Mars Surface Is Looking Much Deadlier Than We Previously Thought


So much for those space potatoes.
SIGNE DEAN 7 JUL 2017
A new study has revealed that compounds present in the Martian soil can wipe out whole bacterial cultures within minutes.

Researchers have had their suspicions over whether microorganisms can actually survive on the surface of the Red Planet, and now lab tests are spelling doom for any potential little green bacteria.
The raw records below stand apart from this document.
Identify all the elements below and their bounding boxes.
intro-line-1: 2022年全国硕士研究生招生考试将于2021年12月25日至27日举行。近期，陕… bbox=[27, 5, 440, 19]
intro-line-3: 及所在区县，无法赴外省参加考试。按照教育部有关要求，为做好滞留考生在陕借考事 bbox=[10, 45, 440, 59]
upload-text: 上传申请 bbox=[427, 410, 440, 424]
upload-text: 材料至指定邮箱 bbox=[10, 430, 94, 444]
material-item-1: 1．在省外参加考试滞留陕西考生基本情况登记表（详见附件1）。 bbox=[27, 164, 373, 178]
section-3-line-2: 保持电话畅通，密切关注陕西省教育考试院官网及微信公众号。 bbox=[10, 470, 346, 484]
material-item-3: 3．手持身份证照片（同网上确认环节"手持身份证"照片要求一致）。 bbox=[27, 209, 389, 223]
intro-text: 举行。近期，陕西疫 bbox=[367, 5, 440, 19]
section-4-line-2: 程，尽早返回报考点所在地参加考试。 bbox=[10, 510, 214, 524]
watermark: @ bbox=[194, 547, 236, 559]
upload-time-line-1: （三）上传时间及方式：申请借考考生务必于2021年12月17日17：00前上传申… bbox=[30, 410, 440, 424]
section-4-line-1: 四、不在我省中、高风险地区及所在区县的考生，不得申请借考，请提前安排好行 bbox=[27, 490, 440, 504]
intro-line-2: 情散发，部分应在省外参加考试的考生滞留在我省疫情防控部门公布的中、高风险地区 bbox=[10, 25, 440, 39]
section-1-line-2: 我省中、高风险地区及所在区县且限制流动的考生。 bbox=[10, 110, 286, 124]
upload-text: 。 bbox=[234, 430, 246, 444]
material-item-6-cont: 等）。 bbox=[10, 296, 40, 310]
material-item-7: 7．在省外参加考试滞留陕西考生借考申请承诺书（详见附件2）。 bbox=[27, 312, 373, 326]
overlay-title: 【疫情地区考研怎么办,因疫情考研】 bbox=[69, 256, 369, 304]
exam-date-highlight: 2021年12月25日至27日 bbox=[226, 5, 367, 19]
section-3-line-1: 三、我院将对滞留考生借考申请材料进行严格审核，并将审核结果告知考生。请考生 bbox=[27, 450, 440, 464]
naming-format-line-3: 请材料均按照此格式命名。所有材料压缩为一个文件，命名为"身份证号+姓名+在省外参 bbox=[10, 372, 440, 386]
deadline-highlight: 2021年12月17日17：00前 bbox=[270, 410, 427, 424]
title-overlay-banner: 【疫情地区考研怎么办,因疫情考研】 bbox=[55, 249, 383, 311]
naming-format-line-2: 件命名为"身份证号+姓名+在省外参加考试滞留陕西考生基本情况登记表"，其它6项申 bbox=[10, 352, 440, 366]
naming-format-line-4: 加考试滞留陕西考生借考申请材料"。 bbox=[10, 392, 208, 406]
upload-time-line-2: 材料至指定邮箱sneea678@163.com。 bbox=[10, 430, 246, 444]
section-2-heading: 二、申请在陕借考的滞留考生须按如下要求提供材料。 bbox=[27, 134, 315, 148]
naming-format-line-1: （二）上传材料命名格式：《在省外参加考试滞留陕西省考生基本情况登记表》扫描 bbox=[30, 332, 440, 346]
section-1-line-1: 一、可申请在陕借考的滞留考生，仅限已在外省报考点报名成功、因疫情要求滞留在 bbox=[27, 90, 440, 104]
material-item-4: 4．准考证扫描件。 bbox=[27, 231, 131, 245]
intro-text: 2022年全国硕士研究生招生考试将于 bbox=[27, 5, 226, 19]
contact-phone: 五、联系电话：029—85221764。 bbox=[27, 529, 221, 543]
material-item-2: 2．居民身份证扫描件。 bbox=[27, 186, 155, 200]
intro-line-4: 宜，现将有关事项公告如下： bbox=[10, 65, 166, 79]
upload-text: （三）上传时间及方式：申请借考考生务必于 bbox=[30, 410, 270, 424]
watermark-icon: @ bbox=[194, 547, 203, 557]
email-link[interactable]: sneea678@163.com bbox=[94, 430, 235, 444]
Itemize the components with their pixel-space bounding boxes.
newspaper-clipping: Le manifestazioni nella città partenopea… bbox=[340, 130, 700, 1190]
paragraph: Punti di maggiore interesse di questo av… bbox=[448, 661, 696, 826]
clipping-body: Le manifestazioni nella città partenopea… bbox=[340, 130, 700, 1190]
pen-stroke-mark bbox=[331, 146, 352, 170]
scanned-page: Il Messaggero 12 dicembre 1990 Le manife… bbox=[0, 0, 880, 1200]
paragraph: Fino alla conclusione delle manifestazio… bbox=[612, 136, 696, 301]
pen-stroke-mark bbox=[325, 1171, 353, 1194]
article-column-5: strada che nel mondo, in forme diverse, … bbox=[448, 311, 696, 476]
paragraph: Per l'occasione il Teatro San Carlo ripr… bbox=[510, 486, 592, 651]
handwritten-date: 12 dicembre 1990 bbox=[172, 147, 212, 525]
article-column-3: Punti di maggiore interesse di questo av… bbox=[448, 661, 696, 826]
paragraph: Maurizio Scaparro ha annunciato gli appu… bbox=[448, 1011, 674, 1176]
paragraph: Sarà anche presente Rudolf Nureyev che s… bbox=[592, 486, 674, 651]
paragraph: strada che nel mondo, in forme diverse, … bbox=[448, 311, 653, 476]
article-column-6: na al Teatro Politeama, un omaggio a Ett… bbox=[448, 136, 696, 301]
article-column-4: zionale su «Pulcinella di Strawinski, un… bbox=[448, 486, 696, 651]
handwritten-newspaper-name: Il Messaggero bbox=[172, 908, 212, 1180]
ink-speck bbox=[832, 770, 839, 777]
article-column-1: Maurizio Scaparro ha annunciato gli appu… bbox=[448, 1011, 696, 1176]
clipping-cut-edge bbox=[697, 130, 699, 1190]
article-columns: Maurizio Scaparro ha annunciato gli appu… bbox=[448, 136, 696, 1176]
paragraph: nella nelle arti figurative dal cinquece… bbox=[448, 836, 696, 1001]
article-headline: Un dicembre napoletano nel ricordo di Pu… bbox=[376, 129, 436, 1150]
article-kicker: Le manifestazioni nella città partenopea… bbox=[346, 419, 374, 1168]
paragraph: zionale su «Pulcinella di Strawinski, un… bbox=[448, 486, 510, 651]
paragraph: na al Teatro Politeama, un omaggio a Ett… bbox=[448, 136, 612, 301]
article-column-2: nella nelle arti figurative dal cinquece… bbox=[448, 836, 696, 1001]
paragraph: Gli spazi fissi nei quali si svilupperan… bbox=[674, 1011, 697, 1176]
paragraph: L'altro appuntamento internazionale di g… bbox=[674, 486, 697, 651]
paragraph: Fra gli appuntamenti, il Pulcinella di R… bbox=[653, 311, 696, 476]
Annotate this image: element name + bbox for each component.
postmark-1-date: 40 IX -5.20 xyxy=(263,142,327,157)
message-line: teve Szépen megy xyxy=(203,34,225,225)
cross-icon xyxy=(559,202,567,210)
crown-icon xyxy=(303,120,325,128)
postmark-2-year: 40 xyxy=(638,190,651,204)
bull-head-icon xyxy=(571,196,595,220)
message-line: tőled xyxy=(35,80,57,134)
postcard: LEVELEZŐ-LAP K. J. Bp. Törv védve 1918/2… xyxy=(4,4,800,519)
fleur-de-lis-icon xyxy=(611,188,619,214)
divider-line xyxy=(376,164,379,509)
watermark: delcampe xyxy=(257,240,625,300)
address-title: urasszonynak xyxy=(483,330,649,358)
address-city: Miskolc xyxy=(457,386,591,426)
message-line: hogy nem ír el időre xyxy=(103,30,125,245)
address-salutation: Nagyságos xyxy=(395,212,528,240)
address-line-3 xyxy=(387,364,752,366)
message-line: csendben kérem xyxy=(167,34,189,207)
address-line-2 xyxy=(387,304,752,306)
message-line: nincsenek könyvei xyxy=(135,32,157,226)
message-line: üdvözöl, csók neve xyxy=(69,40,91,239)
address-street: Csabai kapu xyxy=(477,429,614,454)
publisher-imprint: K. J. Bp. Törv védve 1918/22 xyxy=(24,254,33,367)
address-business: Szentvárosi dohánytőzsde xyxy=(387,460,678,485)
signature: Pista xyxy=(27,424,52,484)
And yeah, growing potatoes on Mars might be more difficult than we thought.

The problem here lies with perchlorates - chlorine-containing chemical compounds that we first detected on Mars back in 2008. These salty compounds are also what makes water on the Martian surface stay liquid, essentially turning it into brine.

Perchlorates are considered toxic for people, but they don't necessarily pose a problem for microbes. And because they keep surface water liquid, on Mars the presence of these compounds could even be beneficial for life - or so we thought.

Researchers from the University of Edinburgh have now confirmed that when you pair the compounds with intense ultraviolet (UV) light exposure, things become grim for any life forms.

"Perchlorate, although stable at room temperature, is a powerful oxidant when activated, for instance at high temperatures," the team writes in the study.

One way to turn a perchlorate into an oxidant is to expose it to UV light, and since Mars has a much thinner atmosphere than Earth, there's plenty of this kind of radiation on its surface.

The scientists took a common spacecraft-loving bacteria, Bacillus subtilis, and subjected them to Mars-like conditions.

The bacteria got a swim in a magnesium perchlorate solution of a similar concentration to how it's found on Mars, and then got exposed to UV light of the same general wavelength as that which bathes the Martian surface.

None of the bacteria survived this test. In fact, they died within 30 seconds.

The team also exposed the bacteria to UV rays without the presence of perchlorates, but even that still wiped the colony out within about a minute.

Of course, a planet's surface is not as barren and wet as a petri dish. With that in mind, the researchers also tested a scenario in which the microbes hung out on Mars 'rock analogues' made out of silica.

These conditions made it slightly easier on B. subtilis, but unfortunately most of them still died out. Which means that if there's life on Mars to be found, it's probably hiding quite far down beneath the surface of the planet.

"Although the toxic effects of oxidants on the Martian surface have been suspected for some time, our observations show that the surface of present-day Mars is highly deleterious to cells, caused by a toxic cocktail of oxidants, iron oxides, perchlorates and UV irradiation," the researchers write.

If the salty brines trickling across the rocks on Mars really are concentrated perchlorate streams, that's not an environment fit for sustaining life. And because perchlorates are all over the Martian soil, the team says this basically renders much of the planet's surface uninhabitable.

But there's also a positive. If Mars soil kills Earth's microbes on contact, that could actually be a good thing when it comes to planetary protection - there's less of a chance that our future Mars missions could irreparably contaminate the neighbouring planet.

The scientists are hoping to do follow-up work to find out exactly how the deadly cocktail on Mars surface kills living cells.

The study has been published in Scientific Reports.